Migrating mail serversEdit

These notes were made while migrating my mail server server from my old host, Rackspace, to my new host, INetU.

Strategy

The two main goals are to keep downtime to a minimum and to not lose any incoming email during the move. Luckily the Internet’s mail infrastructure copes well with transitory failures and unreliable connections; this means that we can afford a small window of inaccessibility in which neither the old server nor the new server will be online accepting incoming mail. During that window we transfer the mailboxes from the old server to the new, and MTAs trying to deliver mail will get temporary bounce messages; in this way when the new server comes back online and the MTAs retry delivery, the mail will get through and there won’t be any messages that got inappropriately routed to the old server after we transferred the mailboxes.

Method

There are three "windows" in the process: before the downtime, the downtime itself, and after the downtime. In order to minimize the downtime we’ll do as much work as possible in the two windows on either side. While it would be possible to minimize the downtime away to zero through the use of secondary mailservers that would spool mail and later forward it, the built-in retrying mechanisms of the MTA infrastructure mean that such measures aren’t really necessary. Your mileage may vary, but I’m estimating roughly an hour in which messages get temporarily bounced, and for my business needs that kind of exceptional situation is fine given that it only occurs once every three years or so.

The "before" window

We do as much preparation on the new machine here as possible:

  • Set the TTL on the DNS to a relatively low value like 600 seconds (10 minutes) so that any changes made to the DNS propagate out quickly
  • Create accounts for the email addresses to be transferred
  • Create (empty) mailboxes as required that will be used when it comes time to import

We’ll also want to do some trial runs at this point, and make sure that we have working scripts for doing stuff like importing mailboxes. Developing such scripts may not be a trivial task if your migration is between machines with different operating systems and different software, so they should be prepared well in advance.

To provoke the actual move we update the MX record for the domain to point to an IP on the new server on which sendmail is not listening. This point is key. We want remote MTAs that try connecting to the server to get connection failures at this moment, as these will be identified as temporary failures and the MTA will retry again later.

We don’t want to start accepting email yet, even though we’ve already set up the accounts and mailboxes, because we want to import the old messages first.

The "during" window

So once the DNS change goes live we wait about 10 minutes (or whatever interval we have as a TTL). This should be enough time to minimize the risk of a machine attempting delivery to the old machine after we’ve done the mailbox export/transfer/import.

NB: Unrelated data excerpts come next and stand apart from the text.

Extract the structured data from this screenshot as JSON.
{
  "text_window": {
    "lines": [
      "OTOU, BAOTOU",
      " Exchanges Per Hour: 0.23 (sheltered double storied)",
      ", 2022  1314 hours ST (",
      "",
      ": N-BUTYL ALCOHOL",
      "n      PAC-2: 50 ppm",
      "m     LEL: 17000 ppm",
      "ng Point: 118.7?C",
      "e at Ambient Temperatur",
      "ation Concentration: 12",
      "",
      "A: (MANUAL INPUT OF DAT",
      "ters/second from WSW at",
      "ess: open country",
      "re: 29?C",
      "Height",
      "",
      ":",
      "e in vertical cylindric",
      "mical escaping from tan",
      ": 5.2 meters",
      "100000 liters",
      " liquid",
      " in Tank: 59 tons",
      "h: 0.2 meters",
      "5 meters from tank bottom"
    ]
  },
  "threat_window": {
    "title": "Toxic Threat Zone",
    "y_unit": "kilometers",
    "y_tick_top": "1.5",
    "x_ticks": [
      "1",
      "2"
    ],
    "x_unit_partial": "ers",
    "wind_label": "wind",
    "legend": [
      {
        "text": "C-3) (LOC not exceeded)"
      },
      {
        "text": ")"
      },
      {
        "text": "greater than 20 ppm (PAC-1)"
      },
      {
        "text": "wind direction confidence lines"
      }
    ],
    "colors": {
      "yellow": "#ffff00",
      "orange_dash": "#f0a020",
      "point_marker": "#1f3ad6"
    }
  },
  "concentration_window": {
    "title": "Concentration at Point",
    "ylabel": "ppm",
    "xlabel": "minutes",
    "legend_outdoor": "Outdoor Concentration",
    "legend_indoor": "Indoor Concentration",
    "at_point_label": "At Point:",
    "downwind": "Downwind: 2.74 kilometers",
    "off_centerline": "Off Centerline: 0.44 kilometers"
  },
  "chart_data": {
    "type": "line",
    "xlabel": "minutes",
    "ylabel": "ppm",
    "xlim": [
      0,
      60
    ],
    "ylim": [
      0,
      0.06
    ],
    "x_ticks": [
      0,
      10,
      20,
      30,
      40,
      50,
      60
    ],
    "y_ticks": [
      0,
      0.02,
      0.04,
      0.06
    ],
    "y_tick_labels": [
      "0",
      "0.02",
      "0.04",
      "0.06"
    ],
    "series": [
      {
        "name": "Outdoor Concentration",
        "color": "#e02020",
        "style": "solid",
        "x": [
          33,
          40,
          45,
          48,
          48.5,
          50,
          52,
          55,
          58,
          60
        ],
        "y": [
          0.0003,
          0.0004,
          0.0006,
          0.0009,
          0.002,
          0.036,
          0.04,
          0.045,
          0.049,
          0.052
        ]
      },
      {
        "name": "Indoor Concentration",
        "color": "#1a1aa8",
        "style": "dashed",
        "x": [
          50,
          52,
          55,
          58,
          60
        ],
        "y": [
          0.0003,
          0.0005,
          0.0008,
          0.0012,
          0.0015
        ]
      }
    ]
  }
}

After this interval, we export the mailboxes from the old server and transfer them to the new server, where we import them. Importing is done with a script for speed.

The "after" window

Another DNS update: this time we update the MX again, this time pointing it at an IP on the new machine on which the server is listening. Within about 10 minutes incoming mail should be working again, and any MTAs which got temporary failures during the downtime should soon retry.

One trick you can apply here (if you have no control over how fast your host updates the DNS) is to tell sendmail to listen on all interfaces now that the migration is complete; that way it doesn’t matter how long the host takes to do the DNS update.

On the old server it is worth setting up some forwarding just in case any MTAs with stale DNS information try connecting and delivering old mail.

The major crunch is now over so you can now going about doing the rest of the migration. I had a lot of things to move over, so I did the mail first and only later followed through with things like the web server.

Monitoring for DNS changes

My hosts manage the DNS for me and that means that I don’t have precise control over when the changes that I’ve requested will go live, although I have an approximate idea. In my case I wanted the MX records updated for both wincent.com and wincent.org. I used the following shell snippet to query their nameservers every 60 seconds to see when the changes went live:

while true
do
  dig @ns3.inetu.net MX wincent.com | grep MX | egrep -v '^;'
  dig @ns4.inetu.net MX wincent.com | grep MX | egrep -v '^;'
  dig @ns3.inetu.net MX wincent.org | grep MX | egrep -v '^;'
  dig @ns4.inetu.net MX wincent.org | grep MX | egrep -v '^;'
  sleep 60
done

This basically yields four lines like this each minute:

wincent.com.		600	IN	MX	10 secure.wincent.com.
wincent.com.		600	IN	MX	10 secure.wincent.com.
wincent.org.		600	IN	MX	10 secure.wincent.com.
wincent.org.		600	IN	MX	10 secure.wincent.com.

As soon as the server name on the right changed I knew the DNS update had taken place.